Suona la sveglia, la spengo e mi alzo.
Guardo fuori dalla finestra: un cielo grigio e malinconico circonda tutto un paesaggio misto tra inverno e primavera, morte e rinascita.
Un paesaggio confuso, che non fa capire se trasmette ansia o felicità.
Mi guardo attorno nella mia stanza e vedo mucchi di vestiti sparsi illuminati dalla luce che filtra dalle finestre creando un ambiente calmo, immobile.
I miei sono in casa, ma non sul piano dove si trova la mia camera, questo rende tutto ancora più fermo.
Non si sentono rumori da fuori, non c'è vento, non ci sono uccelli che volano.
C'è solo un corvo appoggiato su un tetto, di profilo, gli risaltano il becco e le piume nere, pronti a rendere tutto l'ambiente più cupo.
Ripenso a ieri, alle scariche di adrenalina che attraversavano il mio corpo, al mio cuore impazzito che batteva talmente forte che avevo paura scoppiasse.
A quel poliziotto dietro di me che mi guardava mentre parlavo con due mie amiche da un balconcino della stazione, alla marijuana nella mia tasca pronta per calmarmi ma anche per incasinarmi la vita.
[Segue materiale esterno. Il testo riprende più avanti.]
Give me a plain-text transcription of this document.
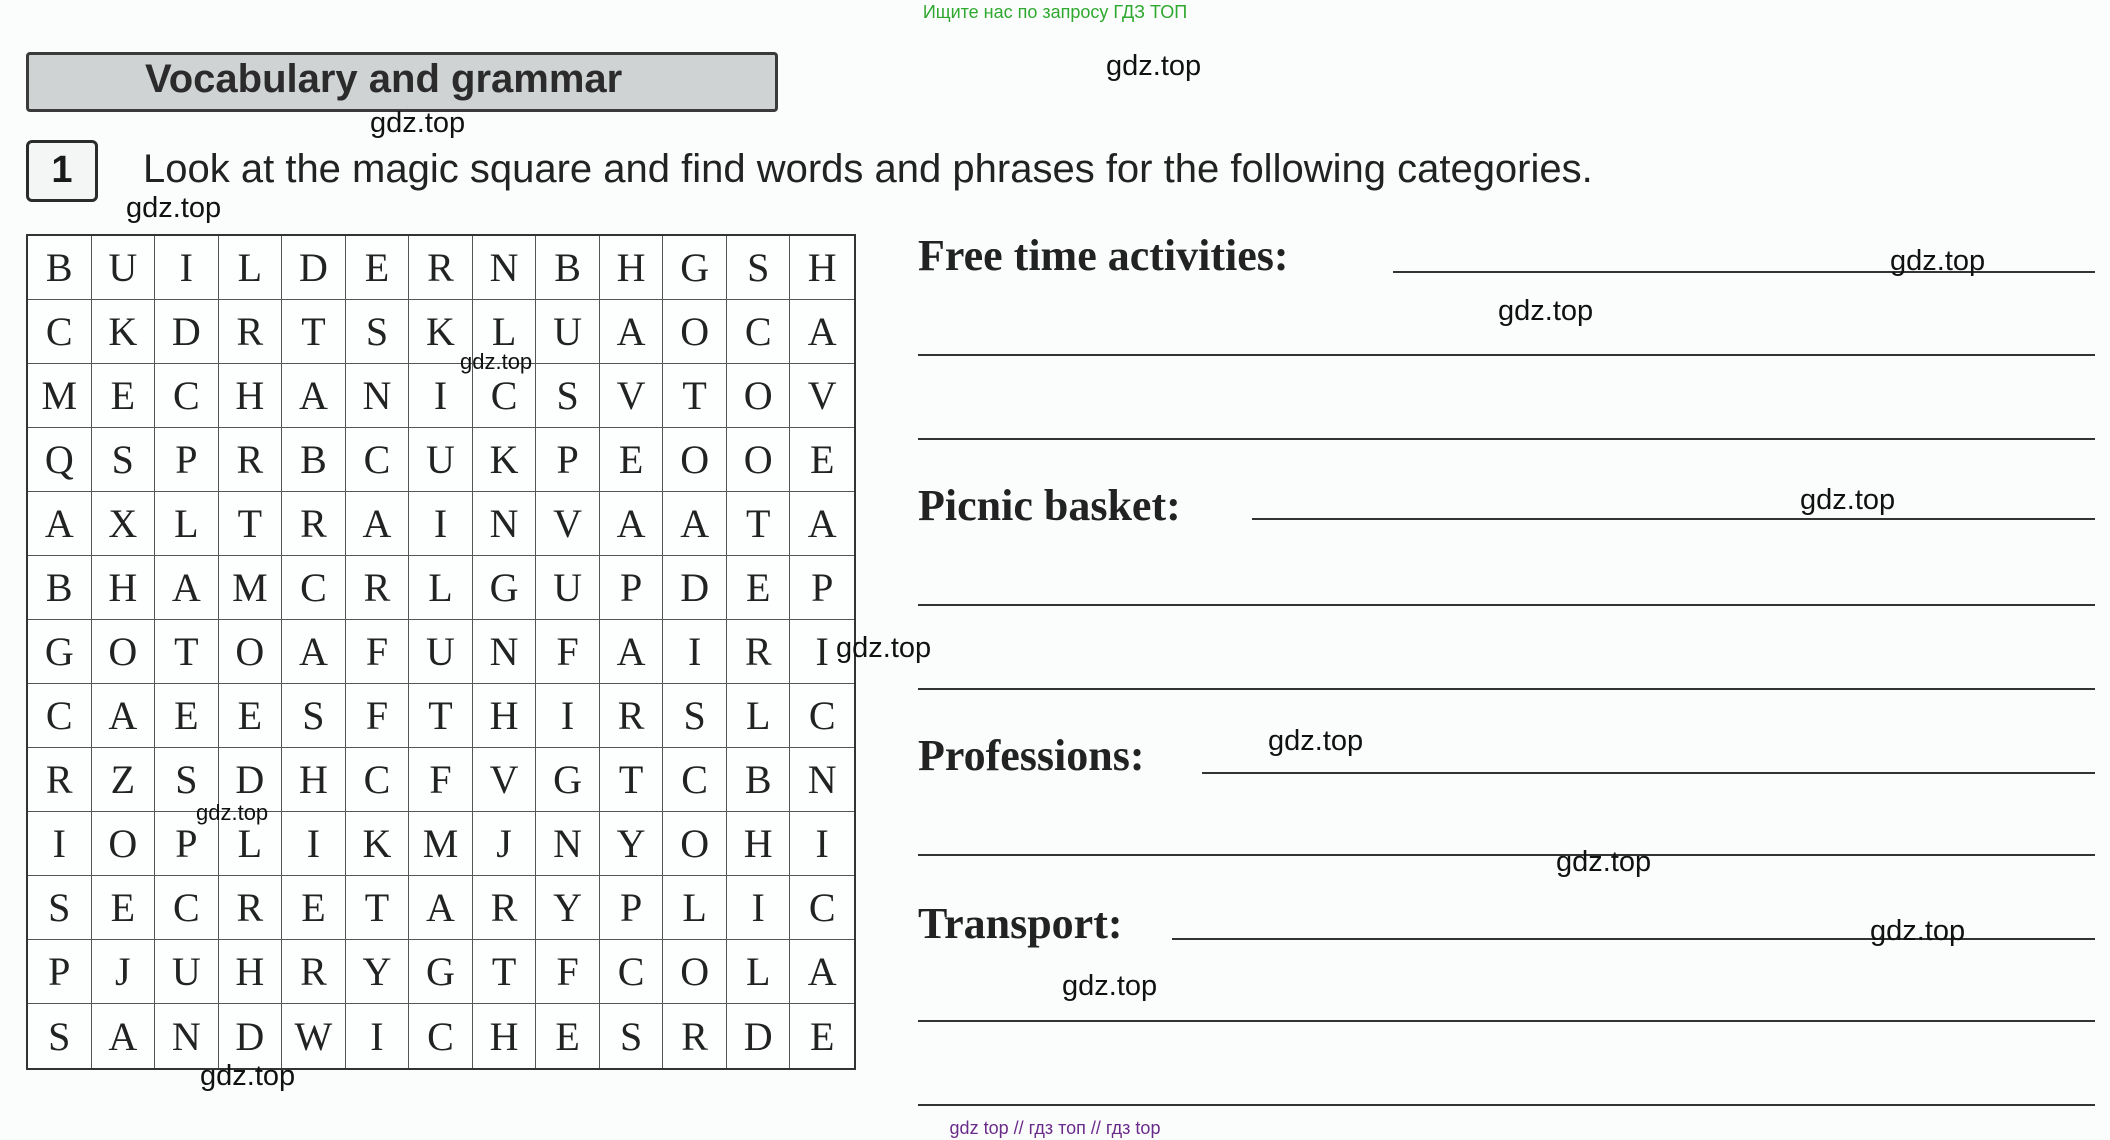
Ищите нас по запросу ГДЗ ТОП
Vocabulary and grammar
1	Look at the magic square and find words and phrases for the following categories.
B U	I	L D E R N B H G S H
C K D R T	S K L U A O C A
M E C H A N	I	C S V T O V
Q S	P R B C U K P	E O O E
A X L T R A	I	N V A A T A
B H A M C R L G U P D E	P
G O T O A F U N F A	I	R	I
C A E E	S	F	T H	I	R S	L C
R Z	S D H C F V G T C B N
I	O P	L	I	K M J	N Y O H	I
S	E C R E T A R Y P	L	I	C
P	J	U H R Y G T	F C O L A
S A N D W I	C H E	S R D E
Free time activities:
Picnic basket:
Professions:
Transport:
gdz.top
gdz.top
gdz.top
gdz.top
gdz.top
gdz.top
gdz.top
gdz.top
gdz.top
gdz.top
gdz.top
gdz.top
gdz.top
gdz.top
gdz top // гдз топ // гдз top
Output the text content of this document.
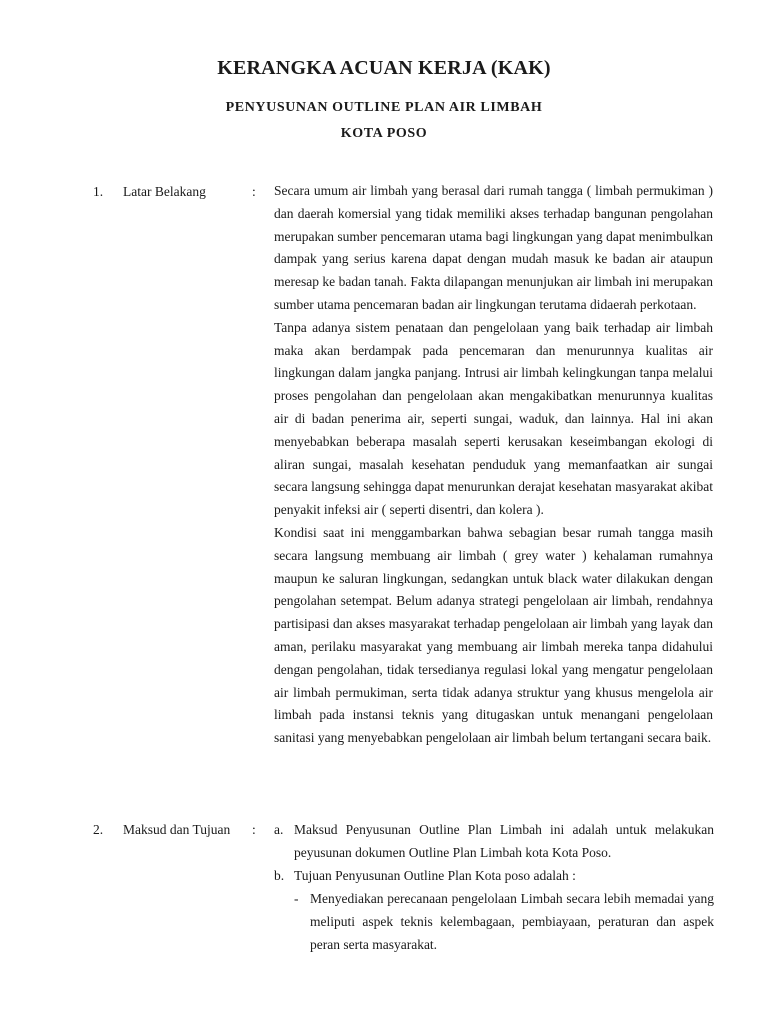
KERANGKA ACUAN KERJA (KAK)
PENYUSUNAN OUTLINE PLAN AIR LIMBAH
KOTA POSO
1. Latar Belakang	: Secara umum air limbah yang berasal dari rumah tangga ( limbah permukiman ) dan daerah komersial yang tidak memiliki akses terhadap bangunan pengolahan merupakan sumber pencemaran utama bagi lingkungan yang dapat menimbulkan dampak yang serius karena dapat dengan mudah masuk ke badan air ataupun meresap ke badan tanah. Fakta dilapangan menunjukan air limbah ini merupakan sumber utama pencemaran badan air lingkungan terutama didaerah perkotaan.

Tanpa adanya sistem penataan dan pengelolaan yang baik terhadap air limbah maka akan berdampak pada pencemaran dan menurunnya kualitas air lingkungan dalam jangka panjang. Intrusi air limbah kelingkungan tanpa melalui proses pengolahan dan pengelolaan akan mengakibatkan menurunnya kualitas air di badan penerima air, seperti sungai, waduk, dan lainnya. Hal ini akan menyebabkan beberapa masalah seperti kerusakan keseimbangan ekologi di aliran sungai, masalah kesehatan penduduk yang memanfaatkan air sungai secara langsung sehingga dapat menurunkan derajat kesehatan masyarakat akibat penyakit infeksi air ( seperti disentri, dan kolera ).

Kondisi saat ini menggambarkan bahwa sebagian besar rumah tangga masih secara langsung membuang air limbah ( grey water ) kehalaman rumahnya maupun ke saluran lingkungan, sedangkan untuk black water dilakukan dengan pengolahan setempat. Belum adanya strategi pengelolaan air limbah, rendahnya partisipasi dan akses masyarakat terhadap pengelolaan air limbah yang layak dan aman, perilaku masyarakat yang membuang air limbah mereka tanpa didahului dengan pengolahan, tidak tersedianya regulasi lokal yang mengatur pengelolaan air limbah permukiman, serta tidak adanya struktur yang khusus mengelola air limbah pada instansi teknis yang ditugaskan untuk menangani pengelolaan sanitasi yang menyebabkan pengelolaan air limbah belum tertangani secara baik.

2. Maksud dan Tujuan : a. Maksud Penyusunan Outline Plan Limbah ini adalah untuk melakukan peyusunan dokumen Outline Plan Limbah kota Kota Poso.
b. Tujuan Penyusunan Outline Plan Kota poso adalah :
- Menyediakan perecanaan pengelolaan Limbah secara lebih memadai yang meliputi aspek teknis kelembagaan, pembiayaan, peraturan dan aspek peran serta masyarakat.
Ricordo l'amico di fianco a me che chiede gli orari dei treni per far sembrare quella situazione meno surreale, poi la camminata di fianco a due poliziotti sperando che non mi uscisse la ganja dalla tasca e poi la corsa per andare il più lontano possibile da quel posto.
Ormai questo è solo un ricordo dove tutto è finito per il meglio, ma perché continua a mettermi ansia?
Continua a venirmi in mente la domanda "e se?"
E se cosa? È tutto finito ma è ancora tutto qui nella mia testa, pronto a insorgere dal nulla, anche dal più felice dei pensieri.
È una cosa piccola, praticamente senza significato...Ma penso che sia la chiave per raccontare la mia storia, la storia di un ragazzo tormentato da diavoli che prendono il nome di ricordi e di rituali per scacciarli anche solo per poco.
Una storia che vuole cercare da cosa nascono le emozioni e da cosa vengono tolte.